Mind Driver/Rich Bensons
Monday, Dec. 17
And now comes the time for us to take a journey, a journey to a world at once eerily familiar and grossly alien, a world in which everything we know still feels right but is deeply wrong, a journey to a world that is the world of the High School Pop Punk Band. You knew you could not escape it, not even through the rituals of senior prom, Grad Night at Disneyland and Mothers Against Drunk Driving Presents "The Mock Death of All Your Friends in a Tragedy Involving Rum, Involuntary Lobotomy and the Crash." You live in Orange County, and you go to shows and sooner or later, like a perennial infection contracted in Huntington Beach or whiplash at Magic Mountain, it would happen to us, and then it suddenly wouldn't seem so funny anymore.
There once was a science-fiction writer named Philip K. Dick, and he ruled, if you didn't know. And before he died of a stroke in a Santa Ana mental-asylum-type place, he wrote a final novel set in a seemingly normal Orange County that concealed unspeakably incomprehensible evil beneath its sunny streets. We can relate (and not just because of the whole Nixon thing—and not just because of the Santa Ana mental asylum thing, either) because High School Pop Punk is the sound of the streets around here—granted, only certain streets, like nice big wide ones with functioning streetlights and well-maintained lawns—and, well, it's kind of evil, in a beige sort of fashion.
Sure, it's punk in, um, a way, in that it's kind of fast and the bands employ vocabulary and concepts possibly frowned upon by their high school administrators and youth pastors—"fuck," "shit," whatever—but then it's totally devoid of, well, irony and threat and artistic innovation and stuff that you sort of come to associate with punk once you get out of high school. But then again, people actually dance to High School Pop Punk Bands (instead of just scowling desultorily, which is what they do when they discover irony), so you can't say they're doing everything wrong, can you?
And so Mind Driver. We can't say they sucked. They were tight. They were catchy. They were very polished. They had a guitar tech. They gave out candy canes and made the audience—a bunch of kids still sporting actual baby fat; could we have looked more like a pedophile?—squeal for them and worked the room with all the unctuously calculated charm of those people who used to make regular visits to our high school who want to make selling subscriptions to Redbook and Popular Science to your dad's harried co-workers seem really, really cool! And they wrote sort-of bad songs (but hey, keep throwing in ska breakdowns because in about six more months, ska's gonna flip from lame to retro-kitsch!), but they wrote them very well: working within a medium we consider incomprehensibly vacuous, they were always adept at their diabolic craft. The problem with High School Pop Punk is that it sounds so, well, high school, a soundtrack for shopping at the mall or playing Tony Hawk 2. Or, more correctly, it sounds like music to a commercial: perky, predictable, boring and inoffensive.

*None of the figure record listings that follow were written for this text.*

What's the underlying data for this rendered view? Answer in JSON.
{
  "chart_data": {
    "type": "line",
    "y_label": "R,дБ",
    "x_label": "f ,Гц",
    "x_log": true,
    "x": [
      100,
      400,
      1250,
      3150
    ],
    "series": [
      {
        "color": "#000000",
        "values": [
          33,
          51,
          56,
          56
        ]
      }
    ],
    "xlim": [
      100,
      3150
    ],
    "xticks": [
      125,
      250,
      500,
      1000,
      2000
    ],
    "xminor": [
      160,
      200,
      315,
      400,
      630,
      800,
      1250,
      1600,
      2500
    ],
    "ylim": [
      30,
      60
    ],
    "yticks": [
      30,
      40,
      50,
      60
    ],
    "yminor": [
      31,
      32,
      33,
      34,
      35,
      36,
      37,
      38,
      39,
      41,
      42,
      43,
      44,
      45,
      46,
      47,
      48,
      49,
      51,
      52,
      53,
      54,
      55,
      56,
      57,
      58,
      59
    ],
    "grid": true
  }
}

But that's our prejudice—you kids in your strange alien High School Pop Punk world seem to like it okay. And so we can't say Mind Driver sucked because even though they're doing something that makes us break out in throbbing facial boils, they do it pretty well.
But the Rich Bensons? Well, that's another story—indeed, perhaps the suckiest story ever told. This was wallpaper music: if it was suddenly gone, you might notice, but otherwise, it just fades. They had neither the charisma nor the chops of Mind Driver, making up for it with . . . with . . . well, their singer looked kind of like a Backstreet Boy, which was entertaining for as long as it takes to look at someone and decide they look like a Backstreet Boy, and after that, it was just wham-bam-we're-so-bland. Teach an infinite number of monkeys an infinite number of power chords, and you'd hope to get the Ramones' first album or something, but really, you'd probably get this kind of tepid pop punk, served up with all the wit and vigor of those hair-netted ladies in the school cafeteria who dollop orange meatloaf on your plate like they just grudgingly pinched it out themselves. But you know, they're young, and they seem like they're still in that stage where it's not so much a chance to make music as an excuse to push merchandise ("Thanks!" they concluded their set. "Buy our shirts!"), which lots of people never grow out of anyway. Besides, we saw some people who must have been their parents, and they seemed pretty proud. And in the scary phildickian world of High School Pop Punk, that's a very important thing.